Today is a bit player in one of history’s greatest what-ifs, what if Henry’s elder brother and husband of Catherine had survived, succeeded Henry VII, and produced heirs.
Context is all. In 1485, Henry Tudor had beaten the Plantagenet King Richard, he of humpback fame, at the Battle of Bosworth Field. He became Henry VII, a ruthless manager who promptly went about ripping medieval England from the stupor of feudalism and ridding it of the poverty of an extended civil war.
In foreign policy Henry was faced with the usual problem, what to do with rival France. In this, he looked to Spain, or more correctly the Aragon and Castile of Ferdinand and Isabella, the Catholic monarchs. These two were on the up. In 1492, they would defeat Granada, the last Muslim state in western Europe, and would sponsor the voyages of one Christopher Columbus across the Atlantic. Incidentally, he would land in and name Guadelope on 4 November 1493.

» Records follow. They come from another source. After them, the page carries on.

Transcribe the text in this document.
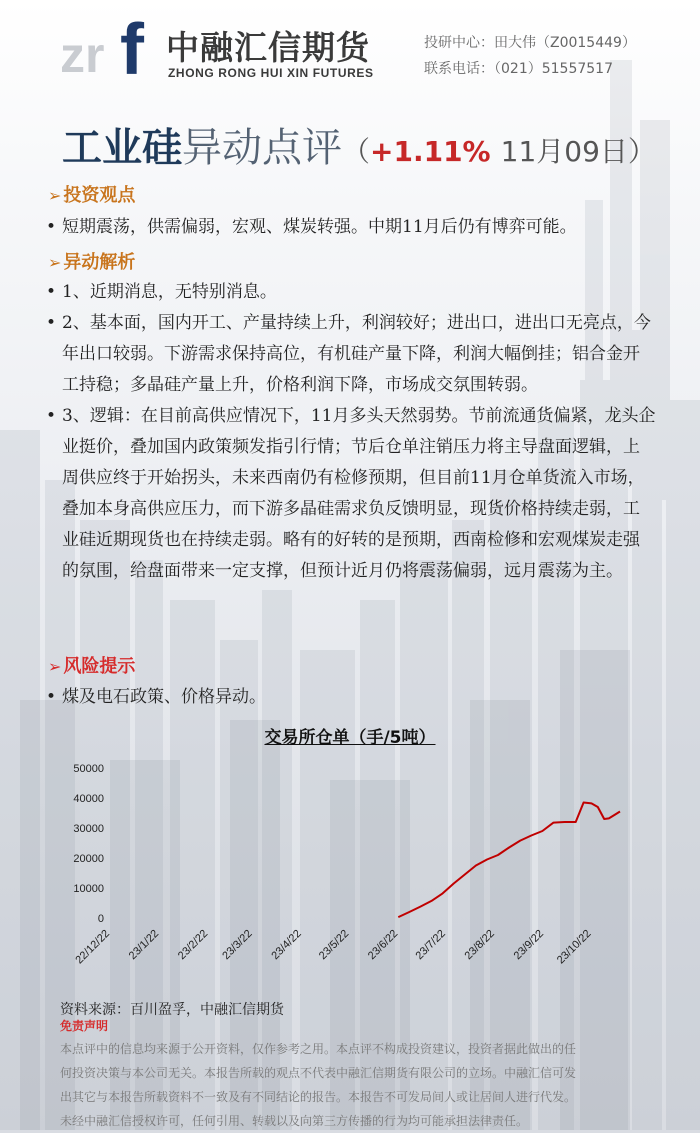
zr f 中融汇信期货
ZHONG RONG HUI XIN FUTURES
投研中心：田大伟（Z0015449）
联系电话：（021）51557517
工业硅异动点评（+1.11% 11月09日）
➢ 投资观点
• 短期震荡，供需偏弱，宏观、煤炭转强。中期11月后仍有博弈可能。
➢ 异动解析
• 1、近期消息，无特别消息。
• 2、基本面，国内开工、产量持续上升，利润较好；进出口，进出口无亮点，今年出口较弱。下游需求保持高位，有机硅产量下降，利润大幅倒挂；铝合金开工持稳；多晶硅产量上升，价格利润下降，市场成交氛围转弱。
• 3、逻辑：在目前高供应情况下，11月多头天然弱势。节前流通货偏紧，龙头企业挺价，叠加国内政策频发指引行情；节后仓单注销压力将主导盘面逻辑，上周供应终于开始拐头，未来西南仍有检修预期，但目前11月仓单货流入市场，叠加本身高供应压力，而下游多晶硅需求负反馈明显，现货价格持续走弱，工业硅近期现货也在持续走弱。略有的好转的是预期，西南检修和宏观煤炭走强的氛围，给盘面带来一定支撑，但预计近月仍将震荡偏弱，远月震荡为主。
➢ 风险提示
• 煤及电石政策、价格异动。
交易所仓单（手/5吨）
0
10000
20000
30000
40000
50000
22/12/22 23/1/22 23/2/22 23/3/22 23/4/22 23/5/22 23/6/22 23/7/22 23/8/22 23/9/22 23/10/22
资料来源：百川盈孚，中融汇信期货
免责声明
本点评中的信息均来源于公开资料，仅作参考之用。本点评不构成投资建议，投资者据此做出的任
何投资决策与本公司无关。本报告所载的观点不代表中融汇信期货有限公司的立场。中融汇信可发
出其它与本报告所载资料不一致及有不同结论的报告。本报告不可发局间人或让居间人进行代发。
未经中融汇信授权许可，任何引用、转载以及向第三方传播的行为均可能承担法律责任。
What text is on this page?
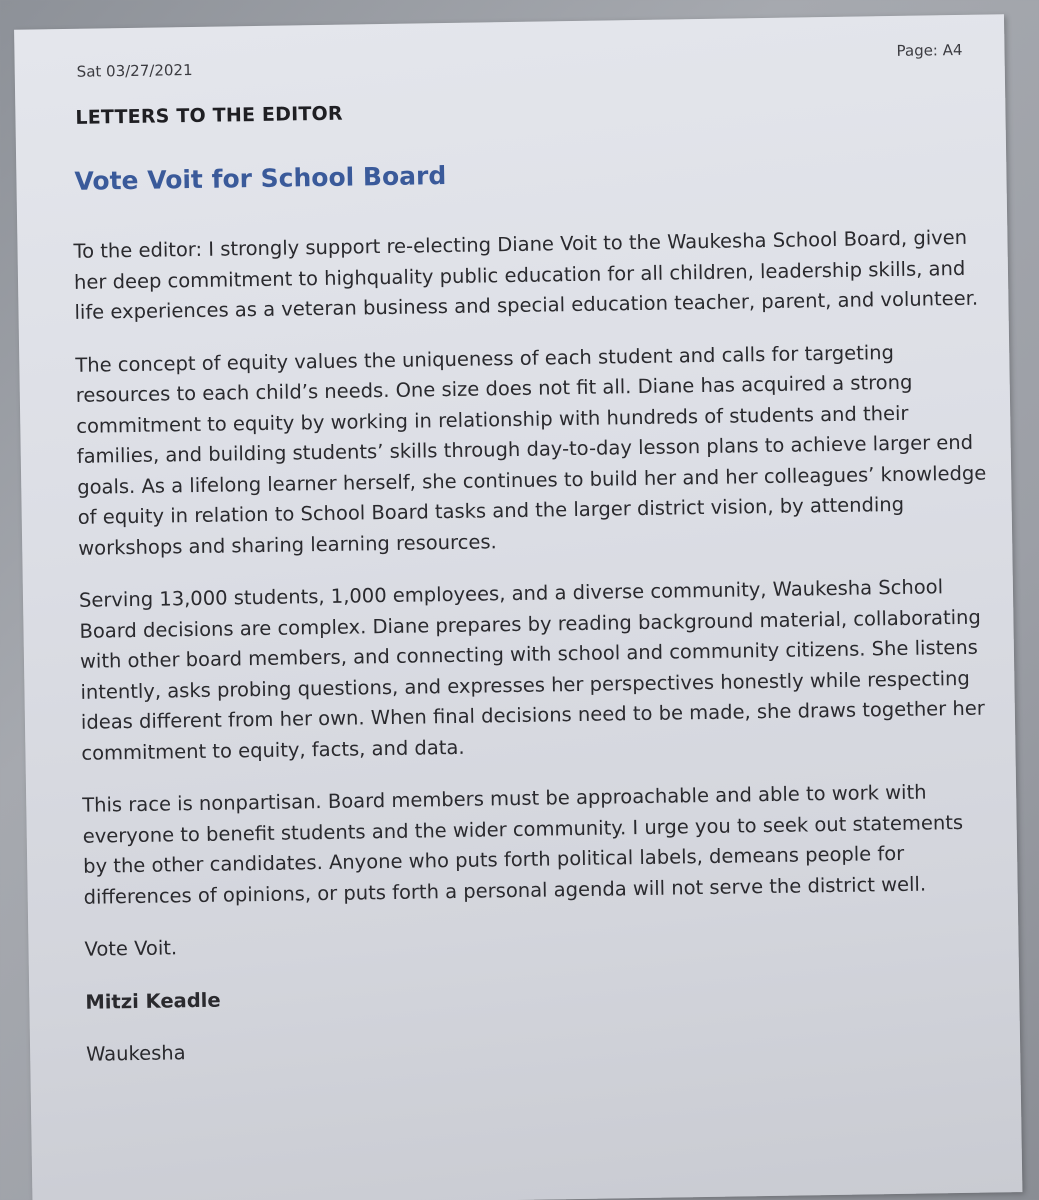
Sat 03/27/2021
Page: A4
LETTERS TO THE EDITOR
Vote Voit for School Board

To the editor: I strongly support re-electing Diane Voit to the Waukesha School Board, given her deep commitment to highquality public education for all children, leadership skills, and life experiences as a veteran business and special education teacher, parent, and volunteer.

The concept of equity values the uniqueness of each student and calls for targeting resources to each child’s needs. One size does not fit all. Diane has acquired a strong commitment to equity by working in relationship with hundreds of students and their families, and building students’ skills through day-to-day lesson plans to achieve larger end goals. As a lifelong learner herself, she continues to build her and her colleagues’ knowledge of equity in relation to School Board tasks and the larger district vision, by attending workshops and sharing learning resources.

Serving 13,000 students, 1,000 employees, and a diverse community, Waukesha School Board decisions are complex. Diane prepares by reading background material, collaborating with other board members, and connecting with school and community citizens. She listens intently, asks probing questions, and expresses her perspectives honestly while respecting ideas different from her own. When final decisions need to be made, she draws together her commitment to equity, facts, and data.

This race is nonpartisan. Board members must be approachable and able to work with everyone to benefit students and the wider community. I urge you to seek out statements by the other candidates. Anyone who puts forth political labels, demeans people for differences of opinions, or puts forth a personal agenda will not serve the district well.

Vote Voit.

Mitzi Keadle

Waukesha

In 1489, the rulers agreed for a common policy against France, reduced tariffs, and the marriage of their children Catherine and Arthur. The treaty provides an interesting aside on Henry’s ruthlessness, with Catherine later bemoaning that the “miseries and disasters” of her life fell from Henry’s decision to execute the young and long imprisoned last male heir of the Plantagenets “to induce King Ferdinand to give his daughter, this Catharine, in marriage to Prince Arthur.”
Arthur and Catherine were married by proxy in 1499 and they exchanged letters written in Latin until September 1501 when Arthur reached 15 and a wedding was arranged. The wedding took place in London in mid-November, conducted by the Archbishop of Canterbury assisted by the Bishop of London.

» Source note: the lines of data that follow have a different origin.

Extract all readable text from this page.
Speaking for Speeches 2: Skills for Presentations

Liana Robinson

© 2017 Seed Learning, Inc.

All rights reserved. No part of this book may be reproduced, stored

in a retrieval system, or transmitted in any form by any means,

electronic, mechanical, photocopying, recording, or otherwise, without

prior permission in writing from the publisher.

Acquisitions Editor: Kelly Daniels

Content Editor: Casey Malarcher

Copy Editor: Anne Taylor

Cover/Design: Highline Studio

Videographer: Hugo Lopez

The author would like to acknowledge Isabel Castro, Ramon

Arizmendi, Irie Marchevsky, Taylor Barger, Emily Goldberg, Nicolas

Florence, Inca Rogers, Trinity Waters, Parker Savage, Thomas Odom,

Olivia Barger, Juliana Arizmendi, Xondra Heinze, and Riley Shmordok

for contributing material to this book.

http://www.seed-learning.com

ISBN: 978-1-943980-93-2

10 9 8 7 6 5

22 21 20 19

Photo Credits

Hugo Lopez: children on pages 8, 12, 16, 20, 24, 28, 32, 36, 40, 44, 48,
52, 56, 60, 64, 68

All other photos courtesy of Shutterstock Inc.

The latter as subsequent archbishop would conduct the wedding of Arthur’s brother Henry and Arthur’s widow Catherine. In the meantime the bishop finished his November 1501 duties as a witness in the bedding ceremony, wherein he blessed the bed and prayed for a fruitful marriage before leaving the couple alone.
In some ceremonies the witnesses would remain to observe intercourse, although this appears not to have happened on this occasion. The question of whether the couple ever had sex would become a major issue much later, as if there was no sex there was no binding marriage and Henry VIII’s marriage to Catherine – contrary to the argument underpinning his case for a divorce – was valid. Anyway, there was not much time for fruit as Arthur died four or so months later.
Tradition has it that the young couple first met ten days before the wedding, on 4 November 1501. They spoke in the language of their letters, Latin, although their regional differences in pronunciation meant that their respective bishops had to step in and translate.
The expression “the empire on which the sun never sets” is well known to Anglophiles. The phrase was first used to describe the European and American lands under the control of Charles, Catherine’s nephew. Whether a British Empire would have risen over the following centuries, had the two fifteen year olds gone from stilted Latin chat to a fruitful marriage remains to fascinate.